Julie Andrews’ career began with two iconic films: “Mary Poppins” and “The Sound of Music.” These roles alone established her as one of Hollywood’s most beloved stars, ensuring that generations continue to sing along to her memorable performances.

However, these were just the start of a remarkable career spanning eight decades. Today, Andrews is also known as a children’s book writer, collaborating with her daughter, Emma Walton Hamilton. Their latest book, “Waiting in the Wings,” offers a unique perspective on the theater through the eyes of a duck, based on a true story.
Thirty years ago, a surgical mishap ended her singing career. Initially devastated, Andrews found new purpose when her daughter, Emma, suggested that writing children’s books was another way to share her voice. This realization helped her move forward and embrace her new creative outlet.
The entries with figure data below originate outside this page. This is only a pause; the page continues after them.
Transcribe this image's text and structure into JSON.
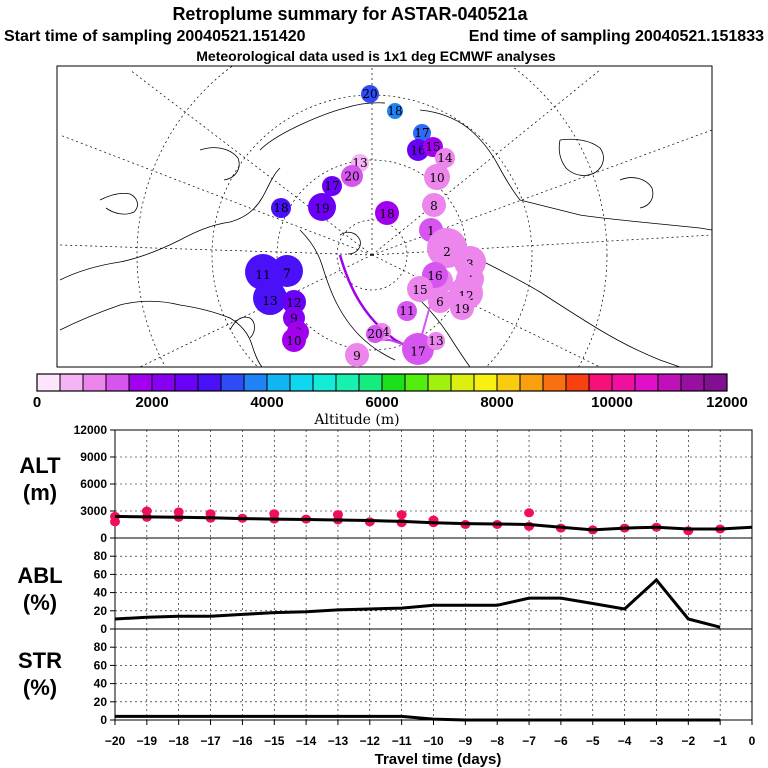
{
  "header": {
    "title": "Retroplume summary for ASTAR-040521a",
    "start_time": "Start time of sampling 20040521.151420",
    "end_time": "End time of sampling 20040521.151833",
    "met_data": "Meteorological data used is 1x1 deg ECMWF analyses"
  },
  "colorbar": {
    "label": "Altitude (m)",
    "ticks": [
      "0",
      "2000",
      "4000",
      "6000",
      "8000",
      "10000",
      "12000"
    ],
    "colors": [
      "#fde6fd",
      "#f5b5f5",
      "#ec85ec",
      "#d655ee",
      "#a100ee",
      "#8600f2",
      "#6b00f6",
      "#4a10f8",
      "#2f4bf8",
      "#1e84f6",
      "#12b5f2",
      "#0fd8ee",
      "#14ecd8",
      "#18f0b0",
      "#14ec80",
      "#1ce01c",
      "#55ec10",
      "#a0f010",
      "#dcf010",
      "#f8f010",
      "#f8cc10",
      "#f8a010",
      "#f87010",
      "#f84010",
      "#f8107a",
      "#f010a0",
      "#e010c8",
      "#c010b8",
      "#9810a0",
      "#801090"
    ]
  },
  "map": {
    "points": [
      {
        "label": "20",
        "color": "#2f4bf8"
      },
      {
        "label": "18",
        "color": "#1e84f6"
      },
      {
        "label": "17",
        "color": "#2f6bf8"
      },
      {
        "label": "16",
        "color": "#6b00f6"
      },
      {
        "label": "15",
        "color": "#a100ee"
      },
      {
        "label": "14",
        "color": "#ec85ec"
      },
      {
        "label": "13",
        "color": "#f5b5f5"
      },
      {
        "label": "10",
        "color": "#ec85ec"
      },
      {
        "label": "20",
        "color": "#d655ee"
      },
      {
        "label": "8",
        "color": "#ec85ec"
      },
      {
        "label": "1",
        "color": "#d655ee"
      },
      {
        "label": "2",
        "color": "#ec85ec"
      },
      {
        "label": "3",
        "color": "#ec85ec"
      },
      {
        "label": "4",
        "color": "#ec85ec"
      },
      {
        "label": "5",
        "color": "#ec85ec"
      },
      {
        "label": "6",
        "color": "#ec85ec"
      },
      {
        "label": "17",
        "color": "#d655ee"
      },
      {
        "label": "16",
        "color": "#d655ee"
      },
      {
        "label": "15",
        "color": "#ec85ec"
      },
      {
        "label": "11",
        "color": "#d655ee"
      },
      {
        "label": "12",
        "color": "#ec85ec"
      },
      {
        "label": "19",
        "color": "#ec85ec"
      },
      {
        "label": "9",
        "color": "#ec85ec"
      },
      {
        "label": "14",
        "color": "#ec85ec"
      },
      {
        "label": "13",
        "color": "#ec85ec"
      },
      {
        "label": "18",
        "color": "#a100ee"
      },
      {
        "label": "17",
        "color": "#6b00f6"
      },
      {
        "label": "19",
        "color": "#6b00f6"
      },
      {
        "label": "18",
        "color": "#4a10f8"
      },
      {
        "label": "11",
        "color": "#4a10f8"
      },
      {
        "label": "7",
        "color": "#4a10f8"
      },
      {
        "label": "13",
        "color": "#4a10f8"
      },
      {
        "label": "12",
        "color": "#6b00f6"
      },
      {
        "label": "9",
        "color": "#8600f2"
      },
      {
        "label": "8",
        "color": "#a100ee"
      },
      {
        "label": "10",
        "color": "#a100ee"
      },
      {
        "label": "20",
        "color": "#d655ee"
      }
    ]
  },
  "chart_data": [
    {
      "type": "scatter",
      "name": "ALT",
      "ylabel": "ALT (m)",
      "ylabel_lines": [
        "ALT",
        "(m)"
      ],
      "ylim": [
        0,
        12000
      ],
      "yticks": [
        "0",
        "3000",
        "6000",
        "9000",
        "12000"
      ],
      "ytick_values": [
        0,
        3000,
        6000,
        9000,
        12000
      ],
      "line": {
        "x": [
          -20,
          -19,
          -18,
          -17,
          -16,
          -15,
          -14,
          -13,
          -12,
          -11,
          -10,
          -9,
          -8,
          -7,
          -6,
          -5,
          -4,
          -3,
          -2,
          -1,
          0
        ],
        "y": [
          2400,
          2350,
          2300,
          2250,
          2150,
          2100,
          2050,
          2000,
          1950,
          1850,
          1700,
          1600,
          1550,
          1500,
          1200,
          900,
          1100,
          1200,
          1000,
          1000,
          1200
        ]
      },
      "points": {
        "x": [
          -20,
          -19,
          -18,
          -17,
          -16,
          -15,
          -14,
          -13,
          -12,
          -11,
          -10,
          -9,
          -8,
          -7,
          -6,
          -5,
          -4,
          -3,
          -2,
          -1,
          -20,
          -19,
          -18,
          -17,
          -15,
          -13,
          -11,
          -10,
          -7
        ],
        "y": [
          2400,
          2300,
          2300,
          2200,
          2200,
          2100,
          2100,
          2000,
          1800,
          1700,
          1700,
          1500,
          1500,
          1300,
          1100,
          900,
          1100,
          1200,
          800,
          1000,
          1800,
          3000,
          2900,
          2700,
          2700,
          2600,
          2600,
          2000,
          2800
        ]
      },
      "point_color": "#f0105a"
    },
    {
      "type": "line",
      "name": "ABL",
      "ylabel": "ABL (%)",
      "ylabel_lines": [
        "ABL",
        "(%)"
      ],
      "ylim": [
        0,
        100
      ],
      "yticks": [
        "0",
        "20",
        "40",
        "60",
        "80"
      ],
      "ytick_values": [
        0,
        20,
        40,
        60,
        80
      ],
      "x": [
        -20,
        -19,
        -18,
        -17,
        -16,
        -15,
        -14,
        -13,
        -12,
        -11,
        -10,
        -9,
        -8,
        -7,
        -6,
        -5,
        -4,
        -3,
        -2,
        -1
      ],
      "y": [
        11,
        13,
        14,
        14,
        16,
        18,
        19,
        21,
        22,
        23,
        26,
        26,
        26,
        34,
        34,
        28,
        22,
        54,
        11,
        2
      ]
    },
    {
      "type": "line",
      "name": "STR",
      "ylabel": "STR (%)",
      "ylabel_lines": [
        "STR",
        "(%)"
      ],
      "ylim": [
        0,
        100
      ],
      "yticks": [
        "0",
        "20",
        "40",
        "60",
        "80"
      ],
      "ytick_values": [
        0,
        20,
        40,
        60,
        80
      ],
      "x": [
        -20,
        -19,
        -18,
        -17,
        -16,
        -15,
        -14,
        -13,
        -12,
        -11,
        -10,
        -9,
        -8,
        -7,
        -6,
        -5,
        -4,
        -3,
        -2,
        -1
      ],
      "y": [
        4,
        4,
        4,
        4,
        4,
        4,
        4,
        4,
        4,
        4,
        1,
        0,
        0,
        0,
        0,
        0,
        0,
        0,
        0,
        0
      ]
    }
  ],
  "xaxis": {
    "label": "Travel time (days)",
    "ticks": [
      "−20",
      "−19",
      "−18",
      "−17",
      "−16",
      "−15",
      "−14",
      "−13",
      "−12",
      "−11",
      "−10",
      "−9",
      "−8",
      "−7",
      "−6",
      "−5",
      "−4",
      "−3",
      "−2",
      "−1",
      "0"
    ],
    "values": [
      -20,
      -19,
      -18,
      -17,
      -16,
      -15,
      -14,
      -13,
      -12,
      -11,
      -10,
      -9,
      -8,
      -7,
      -6,
      -5,
      -4,
      -3,
      -2,
      -1,
      0
    ]
  }
}
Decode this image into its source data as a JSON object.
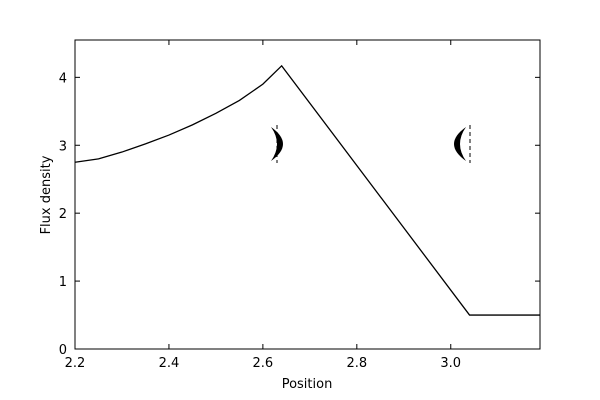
{
  "chart_data": {
    "type": "line",
    "xlabel": "Position",
    "ylabel": "Flux density",
    "x": [
      2.2,
      2.25,
      2.3,
      2.35,
      2.4,
      2.45,
      2.5,
      2.55,
      2.6,
      2.64,
      3.04,
      3.19
    ],
    "series": [
      {
        "color": "#000000",
        "values": [
          2.75,
          2.8,
          2.9,
          3.02,
          3.15,
          3.3,
          3.47,
          3.66,
          3.9,
          4.17,
          0.5,
          0.5
        ]
      }
    ],
    "xlim": [
      2.2,
      3.19
    ],
    "ylim": [
      0,
      4.55
    ],
    "xticks": [
      2.2,
      2.4,
      2.6,
      2.8,
      {
        "value": 3.0,
        "label": "3.0"
      }
    ],
    "yticks": [
      0,
      1,
      2,
      3,
      4
    ]
  }
}
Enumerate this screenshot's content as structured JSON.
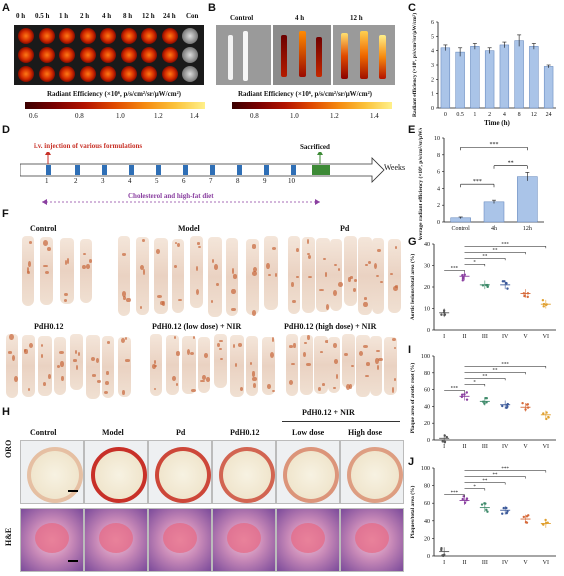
{
  "panels": {
    "A": {
      "letter": "A",
      "time_labels": [
        "0 h",
        "0.5 h",
        "1 h",
        "2 h",
        "4 h",
        "8 h",
        "12 h",
        "24 h",
        "Con"
      ],
      "colorbar_title": "Radiant Efficiency (×10⁶, p/s/cm²/sr/μW/cm²)",
      "ticks": [
        "0.6",
        "0.8",
        "1.0",
        "1.2",
        "1.4"
      ]
    },
    "B": {
      "letter": "B",
      "labels": [
        "Control",
        "4 h",
        "12 h"
      ],
      "colorbar_title": "Radiant Efficiency (×10⁶, p/s/cm²/sr/μW/cm²)",
      "ticks": [
        "0.8",
        "1.0",
        "1.2",
        "1.4"
      ]
    },
    "C": {
      "letter": "C"
    },
    "D": {
      "letter": "D",
      "injection": "i.v. injection of various formulations",
      "sacrificed": "Sacrificed",
      "weeks": "Weeks",
      "numbers": [
        "1",
        "2",
        "3",
        "4",
        "5",
        "6",
        "7",
        "8",
        "9",
        "10"
      ],
      "diet": "Cholesterol and high-fat diet"
    },
    "E": {
      "letter": "E"
    },
    "F": {
      "letter": "F",
      "groups": [
        "Control",
        "Model",
        "Pd",
        "PdH0.12",
        "PdH0.12 (low dose) + NIR",
        "PdH0.12 (high dose) + NIR"
      ]
    },
    "G": {
      "letter": "G"
    },
    "H": {
      "letter": "H",
      "columns": [
        "Control",
        "Model",
        "Pd",
        "PdH0.12",
        "Low dose",
        "High dose"
      ],
      "group_header": "PdH0.12 + NIR",
      "rows": [
        "ORO",
        "H&E"
      ]
    },
    "I": {
      "letter": "I"
    },
    "J": {
      "letter": "J"
    }
  },
  "chart_data": [
    {
      "id": "C",
      "type": "bar",
      "categories": [
        "0",
        "0.5",
        "1",
        "2",
        "4",
        "8",
        "12",
        "24"
      ],
      "values": [
        4.2,
        3.9,
        4.3,
        4.0,
        4.4,
        4.7,
        4.3,
        2.9
      ],
      "errors": [
        0.2,
        0.3,
        0.2,
        0.2,
        0.2,
        0.4,
        0.2,
        0.1
      ],
      "xlabel": "Time (h)",
      "ylabel": "Radiant efficiency (×10⁶, p/s/cm²/sr/μW/cm²)",
      "ylim": [
        0,
        6
      ],
      "yticks": [
        0,
        1,
        2,
        3,
        4,
        5,
        6
      ],
      "color": "#aac4e8"
    },
    {
      "id": "E",
      "type": "bar",
      "categories": [
        "Control",
        "4h",
        "12h"
      ],
      "values": [
        0.5,
        2.4,
        5.4
      ],
      "errors": [
        0.1,
        0.2,
        0.5
      ],
      "ylabel": "Average radiant efficiency (×10⁶, p/s/cm²/sr/μW/cm²)",
      "ylim": [
        0,
        10
      ],
      "yticks": [
        0,
        2,
        4,
        6,
        8,
        10
      ],
      "color": "#aac4e8",
      "significance": [
        {
          "from": 0,
          "to": 1,
          "label": "***"
        },
        {
          "from": 1,
          "to": 2,
          "label": "**"
        },
        {
          "from": 0,
          "to": 2,
          "label": "***"
        }
      ]
    },
    {
      "id": "G",
      "type": "scatter",
      "categories": [
        "I",
        "II",
        "III",
        "IV",
        "V",
        "VI"
      ],
      "means": [
        8,
        25,
        21,
        21,
        17,
        12
      ],
      "ylabel": "Aortic lesions/total area (%)",
      "ylim": [
        0,
        40
      ],
      "yticks": [
        0,
        10,
        20,
        30,
        40
      ],
      "colors": [
        "#555555",
        "#8a3fa0",
        "#3e8a6a",
        "#3c5a9a",
        "#d66a3a",
        "#e0a030"
      ],
      "significance": [
        {
          "from": 0,
          "to": 1,
          "label": "***"
        },
        {
          "from": 1,
          "to": 2,
          "label": "*"
        },
        {
          "from": 1,
          "to": 3,
          "label": "**"
        },
        {
          "from": 1,
          "to": 4,
          "label": "**"
        },
        {
          "from": 1,
          "to": 5,
          "label": "***"
        }
      ]
    },
    {
      "id": "I",
      "type": "scatter",
      "categories": [
        "I",
        "II",
        "III",
        "IV",
        "V",
        "VI"
      ],
      "means": [
        2,
        52,
        46,
        42,
        39,
        30
      ],
      "ylabel": "Plaque area of arotic root (%)",
      "ylim": [
        0,
        100
      ],
      "yticks": [
        0,
        20,
        40,
        60,
        80,
        100
      ],
      "colors": [
        "#555555",
        "#8a3fa0",
        "#3e8a6a",
        "#3c5a9a",
        "#d66a3a",
        "#e0a030"
      ],
      "significance": [
        {
          "from": 0,
          "to": 1,
          "label": "***"
        },
        {
          "from": 1,
          "to": 2,
          "label": "*"
        },
        {
          "from": 1,
          "to": 3,
          "label": "**"
        },
        {
          "from": 1,
          "to": 4,
          "label": "**"
        },
        {
          "from": 1,
          "to": 5,
          "label": "***"
        }
      ]
    },
    {
      "id": "J",
      "type": "scatter",
      "categories": [
        "I",
        "II",
        "III",
        "IV",
        "V",
        "VI"
      ],
      "means": [
        5,
        63,
        55,
        52,
        42,
        37
      ],
      "ylabel": "Plaques/total area (%)",
      "ylim": [
        0,
        100
      ],
      "yticks": [
        0,
        20,
        40,
        60,
        80,
        100
      ],
      "colors": [
        "#555555",
        "#8a3fa0",
        "#3e8a6a",
        "#3c5a9a",
        "#d66a3a",
        "#e0a030"
      ],
      "significance": [
        {
          "from": 0,
          "to": 1,
          "label": "***"
        },
        {
          "from": 1,
          "to": 2,
          "label": "*"
        },
        {
          "from": 1,
          "to": 3,
          "label": "**"
        },
        {
          "from": 1,
          "to": 4,
          "label": "**"
        },
        {
          "from": 1,
          "to": 5,
          "label": "***"
        }
      ]
    }
  ]
}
Andrews’ love for books dates back to her childhood during the Blitz in World War II London. Despite her parents’ separation, her stepfather discovered her extraordinary four-octave soprano voice. As a teenager, “Little Julie” supported her family, even paying the mortgage. “We needed cash dreadfully,” Andrews explains.

Despite her early success, Andrews didn’t initially aspire to stardom. At 19, she landed her first Broadway lead in “The Boy Friend,” despite lacking formal acting training. By 20, she was the iconic Eliza Doolittle in “My Fair Lady,” and in 1960, she played Guenevere in “Camelot,” catching Walt Disney’s eye for “Mary Poppins,” a role that won her an Academy Award.

Throughout her career, Andrews has epitomized grace and gratitude. Reflecting on her journey, she laughs about her good fortune, echoing Maria’s line from “The Sound of Music”: “Somewhere in my youth and childhood, I must have done something good.”